The Czech mezzo Dagmar Pecková has a fine voice, a dark mezzo which at
times sounds like that of a contralto, yet is also strong at the top when it
needs to be. The Slovak Philharmonic plays very impressively, and conductor
Aleksandr Marković displays a sure-footed musical intelligence and a strong
sense of the dramatic. The 'concept' of the album is an interesting one and
much of the material sung and played is of a high order. The recorded sound
is very good and yet . the whole is slightly unsatisfying, mildly
disappointing.
At first I couldn't work out why this was so but after several hearings I
may have identified the fly in the ointment. If Pecková has a
weakness, relatively speaking, as a singer it lies in her handling of text.

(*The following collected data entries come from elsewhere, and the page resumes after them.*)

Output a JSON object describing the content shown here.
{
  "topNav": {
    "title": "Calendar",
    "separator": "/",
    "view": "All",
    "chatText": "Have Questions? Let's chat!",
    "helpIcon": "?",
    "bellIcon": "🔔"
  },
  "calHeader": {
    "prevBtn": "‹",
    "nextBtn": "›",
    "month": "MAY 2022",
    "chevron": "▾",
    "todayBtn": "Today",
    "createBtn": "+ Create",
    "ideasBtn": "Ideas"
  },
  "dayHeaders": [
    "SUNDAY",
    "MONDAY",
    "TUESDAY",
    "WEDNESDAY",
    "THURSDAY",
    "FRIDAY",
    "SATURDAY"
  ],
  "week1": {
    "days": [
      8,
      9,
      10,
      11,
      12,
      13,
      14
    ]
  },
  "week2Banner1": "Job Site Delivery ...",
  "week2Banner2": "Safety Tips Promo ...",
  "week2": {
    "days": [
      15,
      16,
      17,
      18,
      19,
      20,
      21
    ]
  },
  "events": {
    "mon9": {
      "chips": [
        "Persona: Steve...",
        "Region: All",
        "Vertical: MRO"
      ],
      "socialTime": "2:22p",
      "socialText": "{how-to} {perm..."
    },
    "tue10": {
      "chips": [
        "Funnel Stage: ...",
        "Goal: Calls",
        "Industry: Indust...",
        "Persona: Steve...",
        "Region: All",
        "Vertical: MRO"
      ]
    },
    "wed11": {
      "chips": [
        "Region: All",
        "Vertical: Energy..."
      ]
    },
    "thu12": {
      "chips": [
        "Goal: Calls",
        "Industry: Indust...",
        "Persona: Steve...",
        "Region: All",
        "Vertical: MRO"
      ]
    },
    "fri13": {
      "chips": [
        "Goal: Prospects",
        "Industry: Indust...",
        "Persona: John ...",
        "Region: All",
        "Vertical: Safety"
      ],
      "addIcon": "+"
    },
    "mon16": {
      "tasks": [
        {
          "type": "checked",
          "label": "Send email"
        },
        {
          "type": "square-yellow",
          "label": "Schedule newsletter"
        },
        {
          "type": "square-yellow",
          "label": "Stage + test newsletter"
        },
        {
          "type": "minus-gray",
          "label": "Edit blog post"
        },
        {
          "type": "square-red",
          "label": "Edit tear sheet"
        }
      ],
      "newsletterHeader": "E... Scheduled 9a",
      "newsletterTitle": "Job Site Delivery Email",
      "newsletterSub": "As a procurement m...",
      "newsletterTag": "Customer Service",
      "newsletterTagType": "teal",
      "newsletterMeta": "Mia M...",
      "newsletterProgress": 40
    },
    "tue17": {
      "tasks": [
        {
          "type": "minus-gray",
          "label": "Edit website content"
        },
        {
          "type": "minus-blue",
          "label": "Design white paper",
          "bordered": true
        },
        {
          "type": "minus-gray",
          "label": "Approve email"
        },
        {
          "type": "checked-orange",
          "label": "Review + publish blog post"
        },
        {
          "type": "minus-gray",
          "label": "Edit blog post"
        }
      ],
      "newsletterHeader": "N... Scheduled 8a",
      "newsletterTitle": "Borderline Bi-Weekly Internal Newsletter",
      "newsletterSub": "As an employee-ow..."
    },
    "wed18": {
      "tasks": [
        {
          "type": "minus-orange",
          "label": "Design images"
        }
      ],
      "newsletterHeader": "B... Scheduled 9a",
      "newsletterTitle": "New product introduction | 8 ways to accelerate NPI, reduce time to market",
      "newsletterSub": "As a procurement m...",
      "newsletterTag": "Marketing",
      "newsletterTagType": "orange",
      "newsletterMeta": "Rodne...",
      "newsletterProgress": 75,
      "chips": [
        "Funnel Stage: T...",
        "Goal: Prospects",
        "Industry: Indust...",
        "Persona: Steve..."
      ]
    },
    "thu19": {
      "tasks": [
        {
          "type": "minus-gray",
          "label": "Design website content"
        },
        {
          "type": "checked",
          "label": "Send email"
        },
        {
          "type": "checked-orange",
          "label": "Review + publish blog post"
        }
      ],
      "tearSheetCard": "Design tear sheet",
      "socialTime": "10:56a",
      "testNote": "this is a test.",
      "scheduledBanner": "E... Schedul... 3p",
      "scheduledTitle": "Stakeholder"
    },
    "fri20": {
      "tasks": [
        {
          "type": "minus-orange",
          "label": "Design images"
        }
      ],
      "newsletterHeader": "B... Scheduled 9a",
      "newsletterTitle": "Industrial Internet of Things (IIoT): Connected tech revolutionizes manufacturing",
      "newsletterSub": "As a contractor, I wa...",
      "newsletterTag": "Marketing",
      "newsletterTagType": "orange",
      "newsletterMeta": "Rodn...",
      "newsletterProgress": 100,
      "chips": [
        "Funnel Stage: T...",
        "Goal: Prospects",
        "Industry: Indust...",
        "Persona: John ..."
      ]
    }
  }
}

Given that in a programme such as this a singer doesn't have the narrative
structure of a whole opera within which to develop his or her character and
is unsupported by the theatrical imagination of a director, characterisation
and emotional plausibility depend on creative attention to the
details of the words sung.
For my tastes, Pecková doesn't vary the weight or tone of her voice
sufficiently in response to her texts, and there is, as a result, a certain
undifferentiated quality. Thus, for example, she doesn't successfully make
the repentance of Mary Magdalen ('O mes soeurs') sound very strikingly
different from the persuasive temptations of Hérodias ('Ne me refuse pas').
Nor is the inner struggle of Cherubini's Medea ('Del fiero duol che il cor
mi frange') altogether convincing, and her Klytämnestra, in dialogue with
Elektra ('Ich habe keine gute Nächte') does not ring entirely true in
emotional or psychological (one might say
poetic) terms. I haven't
seen Ms. Pecková's full operatic CV, but I do wonder how many of these roles
she has actually sung, on the stage or in the concert hall, since what is
lacking is the kind of understanding and confidence of interpretation that
comes from having 'lived' a role in its entirety, so that the performance of
even a single aria comes out of, and benefits from, a context of wider
experience and understanding.
In
an interview which forms part of Supraphon's publicity for
this disc, Dagmar Pecková explains that she came to this project as a
result of some sessions she had with psychiatrist William Didden, at a time
when she was "stressed out", "in a seemingly hopeless situation . when [she]
wanted to abandon singing". Her meetings with Didden, she says, "purged
[her] soul" and "explained to [her] how to believe in [herself] and God".
Much of the power of Pecková's transformative experience shines through in
these performances, but perhaps, as I have suggested, at the cost of
distinctive characterisations of the women whose stories she recreates, in
part, in this recording.
The documentation in the CD booklet begins with a note from Professor
Didden, about Sinfulness - which includes statements such as the following:
"The only remedy against human sin and wrong-doing is forgiveness. And as a
psychiatrist I can say with certainty that forgiveness is the essential
remedy that can restore diseased human souls and relationships. By means of
this recording, we would like to present this powerful theme to the general
public". I am not convinced that of the music presented on the CD any, with
the exception of Massenet's 'O mes soeurs', actually has much to say about
forgiveness, of the self or of others. Nor am I convinced that opera is ever
best served by being made to serve the cause of moral and/or psychological
didacticism, even if all great operas, like all great drama, do indeed raise
moral and psychological issues.
In effect the concept on which the album is predicated - a concept which,
with a more precise focus and with attention to differences as well as
similarities could have been extremely rewarding - has been allowed to
distract attention from more purely musical requirements. And while music is
most assuredly pre-eminent as a language of the spirit, it is surely not
primarily, or even very effectively, a medium for moral guidance.
I wish I could be more wholehearted in my welcome for this CD. There is,
indeed, much that I admire about it, not least the quality of Dagmar
Pecková's voice and of the orchestral playing and direction. I am also
grateful to the album for introducing me to an opera which I have never seen
or heard, Antoine Mariotte's
Salomé; on the admittedly limited
evidence of just one track here, this sounds like a work deserving of
further hearings.
So, I have mixed feelings, of which the dominant one is perhaps
frustration - frustration that such evidently talented performers haven't
quite made an interesting idea work.